Participaram do estudo seis psicólogas autodeclaradas pretas, atuantes em movimentos de psicólogas antirracistas da cidade do Rio de Janeiro e Região Metropolitana. As entrevistas foram feitas a partir da disponibilidade das psicólogas. As entrevistas tiveram duração média de uma hora e ocorreram no segundo semestre do ano de 2020. Foram realizadas online, em função da pandemia de Covid-19, gravadas e transcritas3. Seguiram um roteiro semiestruturado que indagava sobre as trajetórias pessoal e de formação da entrevistada, sua percepção sobre a psicologia e as relações raciais, sua atuação no coletivo, sua construção enquanto mulher preta psicóloga e sua visão sobre a participação das mulheres pretas nos movimentos sociais.
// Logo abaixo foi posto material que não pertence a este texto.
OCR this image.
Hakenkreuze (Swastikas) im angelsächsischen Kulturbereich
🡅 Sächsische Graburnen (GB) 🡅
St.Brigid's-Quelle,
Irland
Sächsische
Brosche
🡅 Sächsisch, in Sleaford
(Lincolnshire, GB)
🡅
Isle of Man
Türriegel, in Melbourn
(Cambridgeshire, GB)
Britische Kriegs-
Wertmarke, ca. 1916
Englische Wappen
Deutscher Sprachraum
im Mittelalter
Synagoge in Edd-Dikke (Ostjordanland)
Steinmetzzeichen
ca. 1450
Neste artigo, analisamos as respostas das entrevistadas que foram reunidas no eixo temático intitulado "Eu quero uma psicóloga preta" - Relação paciente e Psicóloga preta e a potência da coletividade e a busca pelo aquilombamento na Psicologia. A fundamentação teórica da pesquisa é construída a partir de intelectuais pretas e teorias interseccionais, que consideram as relações de raça, classe, gênero e sexualidade. As falas foram trazidas de forma mais fluída possível, com o objetivo de respeitar o que foi dito e o movimento de construção das entrevistadas. Entendemos, ainda, que cada entrevistada também é uma intelectual e suas falas dizem sobre suas trajetórias e constroem teorias e práticas em Psicologia.
A busca de pacientes pretas/os por psicólogas pretas
A procura por psicólogas pretas tem aumentado nos últimos anos e a busca por essa minoria dentro da profissão tem gerado algumas inquietações na psicologia. Essa demanda tem sido evidenciada nas redes sociais, em grupos de indicação e busca de serviços, também pela mídia na realização de matérias e mapeamento de profissionais.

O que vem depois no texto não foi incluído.